ANS (TANS or RANS) in the straightforward implementation writes a large minimum number of bytes.
To be concrete I'll consider a particular extremely bad case : 64-bit RANS with 32-bit renormalization.
The standard coder is :
initialize encoder (at end of stream) :
x = 1<<31
renormalize so x stays in the range x >= (1<<31) and x < (1<<63)
flush encoder (at the beginning of the stream) :
output all 8 bytes of x
decoder initializes by reading 8 bytes of x
decoder renormalizes via :
if ( x < (1<<31) )
{
x <<= 32; x |= get32(ptr); ptr += 4;
}
decoder terminates and can assert that x == 1<<31
this coder outputs a minimum of 8 bytes, which means it wastes up to 7 bytes on low-entropy data
(assuming 1 byte minimum output and that the 1 byte required to byte-align output is not "waste").
In contrast, it's well known how to do minimal flush of arithmetic coders. When the arithmetic coder reaches the end, it has a "low" and "range" specifying an interval. "low" might be 64-bits, but you don't need to output them all, you only need to output enough such that the decoder will get something in the correct interval between "low" and "low+range".
Historically people often did arithmetic coder minimum flush assuming that the decoder would read zero-valued bytes after EOF. I no longer do that. I prefer to do a minimum flush such that decoder will get something in the correct interval no matter what byte follows EOF. This allows the decoder to just read past the end of your buffer with no extra work. (the arithmetic coder reads some # of bytes past EOF because it reads enough to fill "low" with bits, even though the top bits are all that are needed at the end of the stream).
The arithmetic coder minimum flush outputs a number of bytes proportional to log2(1/range) , which is the number of bits of information that are currently held pending in the arithmetic coder state, which is good. The excess is at most 1 byte.
So, to make ANS as clean as arithmetic coding we need a minimal flush. There are two sources of the waste in the normal ANS procedure outlined above.
One is the initial value of x (at the end of the stream). By setting x to (1<<31) , the low end of the renormalization interval, we have essentually filled it with bits it has to flush. (the pending bits in x is log2(x)). But those bits don't contain anything useful (except a value we can check at the end of decoding). One way to remove that waste is to stuff some other value in the initial state which contains bits you care about.
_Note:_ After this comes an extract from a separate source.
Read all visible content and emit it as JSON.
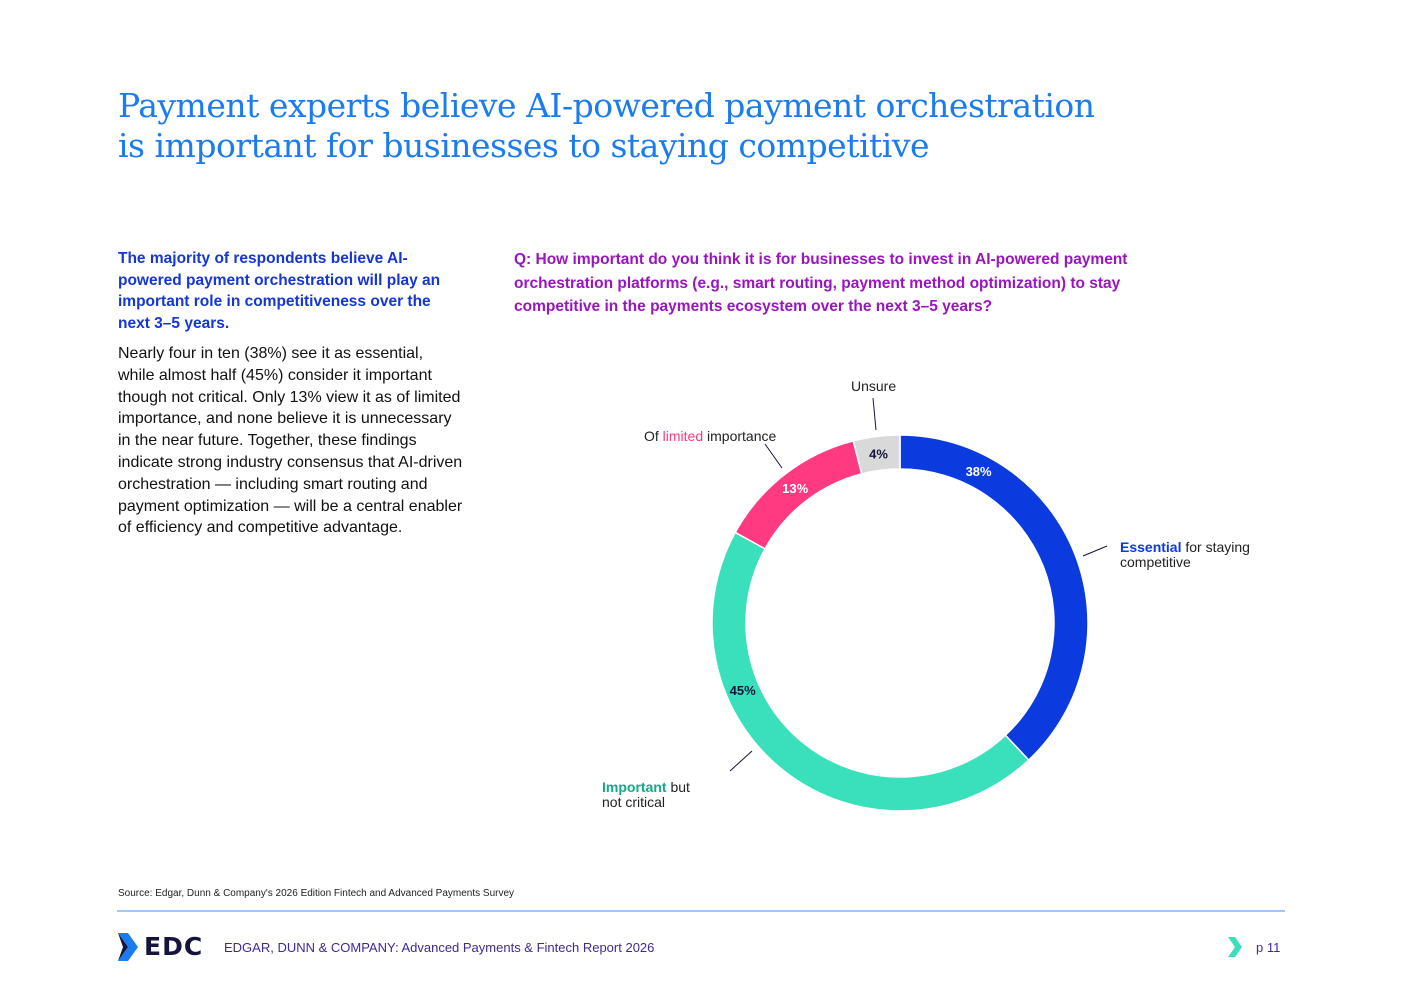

Any value you initialize x with, you get back at the end of decoding, so then those bits aren't "wasted". But this can be annoying to find something useful to put in there, since you don't get that value out until the end of decoding.
The other source of waste is the final flush of x (at the beginning of the stream). This one is obvious - the # of pending bits stored in x at any time is log2(x). Clearly we should be flushing the final value of x in a # of bits proportional to log2(x).
So to do ANS minimal flush, here's one way :
initialize encoder (at end of stream) :
x = 0
renormalize so x stays in the range x < (1<<63)
flush encoder (at the beginning of the stream) :
output # of bytes with bits set in x, and those bytes
decoder initializes by reading variable # of bytes of x
decoder renormalizes via :
if ( x < (1<<31) )
{
if ( ptr < ptrend )
{
x <<= 32; x |= get32(ptr); ptr += 4;
}
}
decoder terminates and can assert that x == 0
This ANS variant will output only 1 byte on very-low-entropy data.
There are now two phases of the coder. In the beginning of encoding (at the ending of the stream), x is allowed to be way below the renormalization range. During this phase, encoding just puts information into x, and the value of x grows. (note that x can actually stay 0 and never hold any bits if your consists of entirely the bottom symbol in RANS). Once x grows up into the renormalization interval, you enter the next phase where bits of x are pushed to the output to keep x in the renormalization interval. Decoding, in the first phase you read bytes from the stread to fill x with bits and keep it in the renormalization interval. Once the decoder read pointer hits the end, you switch to the second phase, and now x is allowed to shrink below the renormalization minimum and you can continue to decode the remaining information held in it.
This appears to add an extra branch to the decoder renormalization, but that can be removed by duplicating your decoder into "not near the end" and "near the end" variants.
The #sigbit output of x at the head is just the right thing and should always be done in all variants of ANS.
The checking ptr vs. ptrend and starting x = 0 is the variant that I call "minimal ANS".
Unfortunately "minimal ANS" doesn't play well with the ILP multi-state interleaved ANS. To do interleaved ANS like this you would need an EOF marker for each state. That's possible in theory (and could be done compactly in theory) but is a pain in the butt in practice.